Anti-racism is the belief that your race makes a difference to how you experience life. So I guess racism is the denial of this.
I do not think it is ever relevant or useful or meaningful or anything but destructive to call a person racist.
Racist comments, or words, or attitudes, are those that fail to acknowledge, or those that enforce, the way people of different races experience the world. Often this takes the form of something like “Everyone experiences things the way that I do, and I’m okay, so what’s your problem?” - forgetting that “I” am white and therefore somewhat privileged - or “If you don’t experience the world the way I do, it’s some kind of problem with you, because it can’t be a problem with me.”
I am very frustrated by the attitude that something can be called racist only if it is (a) intentionally racist and (b) attributable to an identifiable source.
Example: I have a friend who is quite clearly (by the way he talks, dresses, acts etc) African. When he first meets someone and they ask the inevitable question - “Where are you from?” - he says “Here.” He hates the question and it took me quite a while to realize why.
The reason is because it makes difference the most important feature about him. It’s like the person who asks the question is saying “Of all the things I could know about you - your likes, dislikes, interests, loves, passions, talents, etc - the most important thing there is for me to establish is how you differ from me.” And for an African, that is quite a loaded statement, because of all the history of nastiness befalling Africans because of, essentially, that difference.
Note that he doesn’t mind if someone asks the question after they have expressed interest in something other than his obvious difference.
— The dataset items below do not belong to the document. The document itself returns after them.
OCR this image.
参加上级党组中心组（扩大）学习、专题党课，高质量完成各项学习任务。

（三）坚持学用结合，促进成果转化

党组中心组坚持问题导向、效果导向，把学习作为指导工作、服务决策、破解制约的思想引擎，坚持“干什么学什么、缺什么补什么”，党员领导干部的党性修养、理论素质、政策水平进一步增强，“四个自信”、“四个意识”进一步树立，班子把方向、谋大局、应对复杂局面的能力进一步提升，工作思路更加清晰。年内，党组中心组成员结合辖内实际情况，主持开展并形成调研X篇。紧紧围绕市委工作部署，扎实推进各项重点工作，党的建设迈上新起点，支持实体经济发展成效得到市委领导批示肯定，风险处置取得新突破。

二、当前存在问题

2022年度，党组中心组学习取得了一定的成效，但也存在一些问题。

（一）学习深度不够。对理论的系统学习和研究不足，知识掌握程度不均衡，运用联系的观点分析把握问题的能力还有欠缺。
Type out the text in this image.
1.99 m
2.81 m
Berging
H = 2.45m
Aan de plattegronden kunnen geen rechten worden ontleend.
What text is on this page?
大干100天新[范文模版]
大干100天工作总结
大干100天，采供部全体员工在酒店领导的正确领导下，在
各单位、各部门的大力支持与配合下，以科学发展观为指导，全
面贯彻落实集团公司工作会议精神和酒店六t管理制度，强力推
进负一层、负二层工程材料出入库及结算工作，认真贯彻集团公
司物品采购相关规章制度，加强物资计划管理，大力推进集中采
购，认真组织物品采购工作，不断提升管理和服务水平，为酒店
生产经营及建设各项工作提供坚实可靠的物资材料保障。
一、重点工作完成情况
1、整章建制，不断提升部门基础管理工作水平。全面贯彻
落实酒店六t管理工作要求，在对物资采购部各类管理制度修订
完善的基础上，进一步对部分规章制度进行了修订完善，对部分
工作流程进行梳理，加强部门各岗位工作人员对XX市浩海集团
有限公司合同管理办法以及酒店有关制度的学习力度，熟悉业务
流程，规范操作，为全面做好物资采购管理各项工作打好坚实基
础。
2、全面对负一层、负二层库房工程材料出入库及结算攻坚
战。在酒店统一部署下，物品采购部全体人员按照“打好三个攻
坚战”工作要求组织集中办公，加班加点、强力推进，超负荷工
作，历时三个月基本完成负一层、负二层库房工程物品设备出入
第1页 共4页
He is, primarily, a human being, and to be treated as Different before being treated as A Person, is what bugs him.
The problem, of course, is that asking where someone is from is a common question for everyone. If one Canadian asks another Canadian (“I’m from Montreal. How about you?” “Saskatoon.” “Oh, my cousin lives there …”) it’s no big deal, right? It’s a conversation starter, it’s interesting, it’s all kinds of things that are perfectly innocuous.
BUT to an African it may mean something different.
I’m not for a second saying that it’s racist to ask an African where they are from. What I’m saying is that what, to you, is a perfectly innocent question, to someone else may have a different meaning. Just like what, to you, may be a funny cartoon, to someone else may be cringe-worthy and possibly hateful. Being anti-racist is being aware of this, and understanding that your interpretation of events, your experience, will probably be different than other people’s (based on things like your race), and acknowledging that their experience is valid too.